Sun destroys
The interest of what’s happening in the shade.

So wrote Philip Larkin in The Whitsun Weddings. It’s a perfect metaphor for the condition of the church at this moment in time. The pitiless gaze of the press has (rightly) been on the unspeakable abuse and inexcusable deceit of multiple sex-abuse scandals. Exposé after exposé. This is where our attention has been focussed. This is what we’ve become used to expect.

But the sun has destroyed the interest of what has been happening in the shade. And in The Spectator’s leader this week – ‘The new God Squad: what Archbishop Welby and Pope Francis have in common’ – Damian Thompson takes a look in the shade.

Emerging there, he argues, is an extraordinary thing: a new ecumenism centred around evangelism. ‘The alliance between Catholics and evangelicals is the most important and surprising development in global Christianity for decades,’ he writes.

This is indeed remarkable – that an Archbishop of Canterbury enamoured with Catholic Social Teaching and devoted to Ignatian spirituality and a Latin American Cardinal who likes reading the bible with Protestant ministers were appointed within weeks of each other; that American evangelicals love ‘our’ Pope Francis and conservative Catholics increasingly find common ground with Protestants around hot-button moral issues.

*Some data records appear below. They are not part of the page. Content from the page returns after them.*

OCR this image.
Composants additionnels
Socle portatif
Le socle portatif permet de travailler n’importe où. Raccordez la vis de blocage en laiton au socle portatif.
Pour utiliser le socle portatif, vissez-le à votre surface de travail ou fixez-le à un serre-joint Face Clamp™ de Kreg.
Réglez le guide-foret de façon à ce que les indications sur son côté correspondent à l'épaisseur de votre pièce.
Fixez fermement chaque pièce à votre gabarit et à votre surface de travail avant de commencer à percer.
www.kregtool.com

I don’t think it’s exaggerating to see this development as the twenty-first century church’s ‘perestroika’ (‘reconstruction’) and ‘glasnost’ (‘openness’). A sea-change in attitudes. An almighty paradigm-shift. An opening out onto the ecclesiastical other, rooted in a conviction that what unites Christians of different denominations is far greater than what divides them.

So Thompson has indeed found something interesting in the shade. Something which has probably been happening in the developing world for some time, but which the West is only now catching up with. Where Thompson falls short, though, is when he falls back on old frameworks to interpret new phenomena.

The problem with words, said Dennis Potter, is that you don’t know where they’ve been, and the language of the ‘God squad’ is outdated. Mission was, is and ever will be central to the church’s modus operandi. And see it this way: we are rightly suspicious of cults and clubs precisely for the reason that they don’t do mission; that their model is not invitational but rather that they so heavily discriminate about membership. We’re (legitimately) sceptical about people who aren’t inclined to share what they have; but then when they do share it we castigate them as a ‘squad’!

Secondly, Thompson’s dichotomy between mission and social justice is passé and naïve. He says that as Cardinal Archbishop of Buenos Aires the future Pope ‘distrusted Catholic liberation theologians, preferring the company of evangelicals who entered the slums to preach about God and Satan rather than models of economic justice.’ Um. This is the first Pope in history to take the name ‘Francis’! The first pope self-consciously to take as his inspiration the extraordinary saint of Assisi who gave away everything he owned to serve the poor. And who, furthermore, identified God and Satan behind the models of economic injustice. For Thompson to impose here the matrix of left versus right, to separate out Catholic liberation theologians from spiritually-minded evangelicals, is to create a wholly artificial distinction. In actual fact, it is a deep-seated concern about poverty which is another thing bringing together Catholics and evangelicals right now. It’s a passion for social justice that’s part of perestroika. And that has to be a good thing.